This is a powerful illustration.  But it isn’t just a story or a history lesson. How often in our daily news do we hear about people pleading for their fundamental rights. The right to safety; to be able to live in Ukraine without missile attacks or to live in Syria or Sudan without fear. The right to be an educated woman in many countries where women are not allowed schooling. We hear of people pleading for the right to eat; to not need to line up for a UN food handout or fresh water from the single tap in the village. So many people cry out for the right not to be discriminated against. 

I think the Gospel story today is in some way describing the rejection of Jesus' preaching by the leaders of Israel. Those listening to Jesus would have been well aware from their knowledge of Isaiah and their Jewish tradition that they were the caretakers of the vineyard of the Lord. So, Jesus asks “now, when the owner of the vineyard comes, what will he do to those tenants?” and they answer, “He will put those wretches to a miserable death and lease the vineyard to other tenants”. What Jesus has done here is to confront his opponents with judgement that has come from their own mouths. 

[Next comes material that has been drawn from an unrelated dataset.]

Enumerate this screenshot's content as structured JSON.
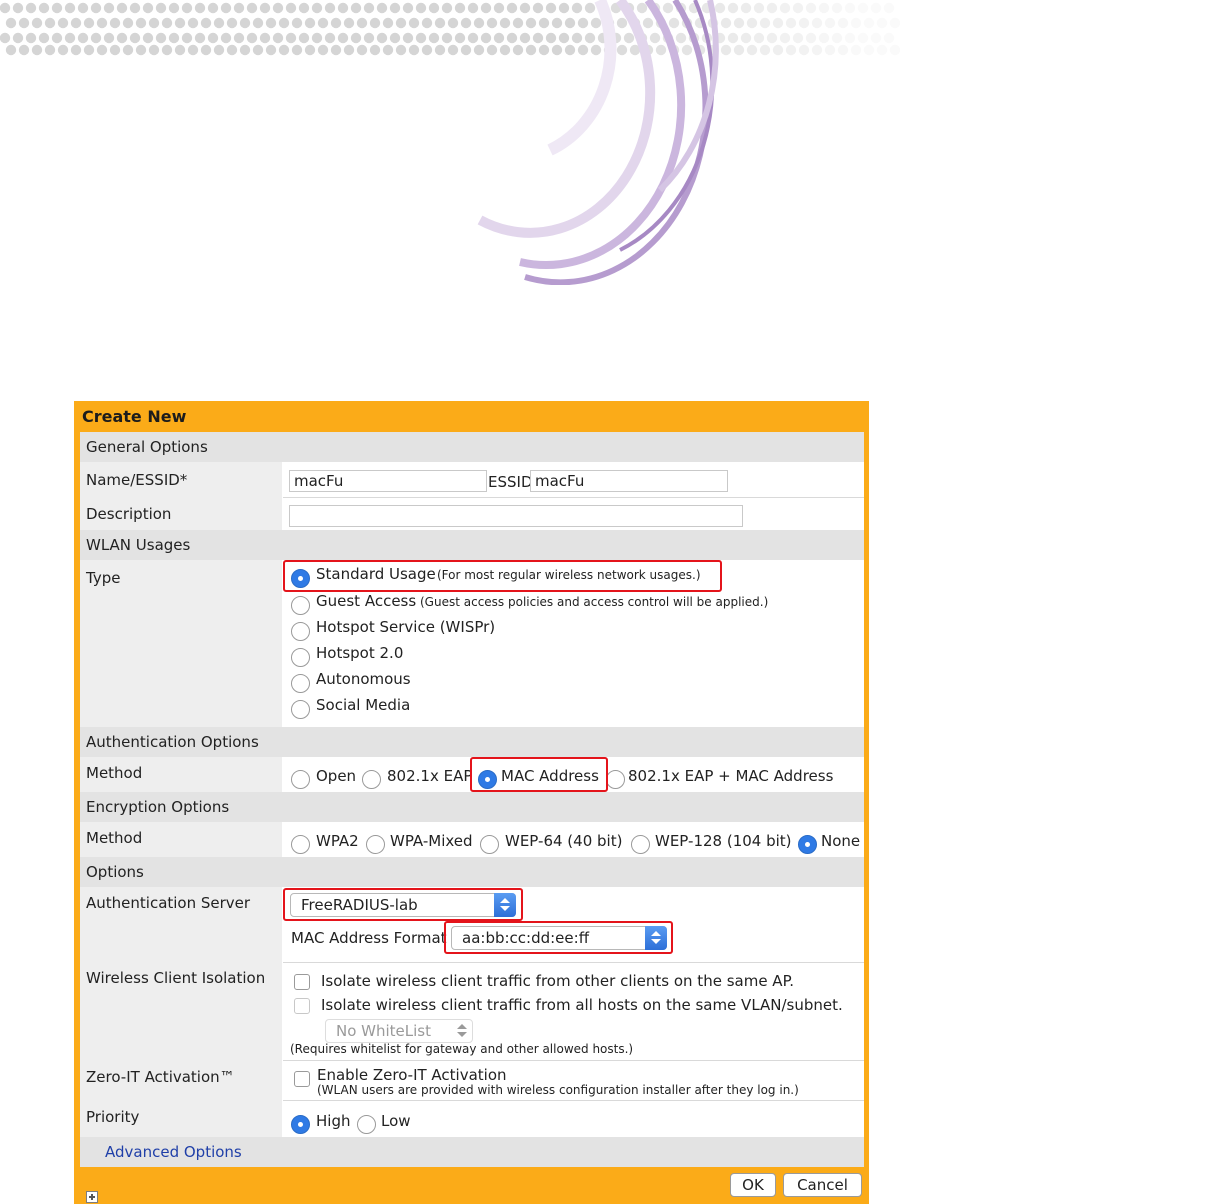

But it wasn’t just the opponents of Jesus in the temple who didn’t want to take on board what he was saying. Even Jesus’ closest followers didn’t want to hear Jesus’ prediction of his own arrest and death. 

Could it be that the parable is trying to get us to ask ourselves if there isn’t some kind of similarity between these tenants who don’t try to be righteous and the way we live our own lives? Maybe we should be asking ourselves, “what is our attitude to the things we know Jesus taught?” “What do we, as individuals, care about the establishment of justice and righteousness?” “What are our fruits?”  

A prominent American Methodist Bishop of the 1930s, G Bromley Oxnam, spoke of the need for justice in the USA. He wrote “The Christian demand for justice does not come from Karl Marx. It comes from Jesus Christ and the Hebrew prophets”. 

Further along, in another couple of chapters, the gospel of Matthew will tell us what Jesus said about separating the sheep from the goats. We are told that failing to feed the poor or to welcome strangers is the same as denying Christ himself (which means condemning the poor and the strangers and Christ to death). 

Being Christian is precisely the opposite; it is giving life! This is what the gospel requires and if we put it into practice, the God of peace will be with us (Philippians 4:4-9).

That’s the really good news. The God of peace keeps coming to us. We simply have to accept that Jesus is our Lord and trust him. As the old hymn says, “Trust and obey .... there is no other way to be happy”.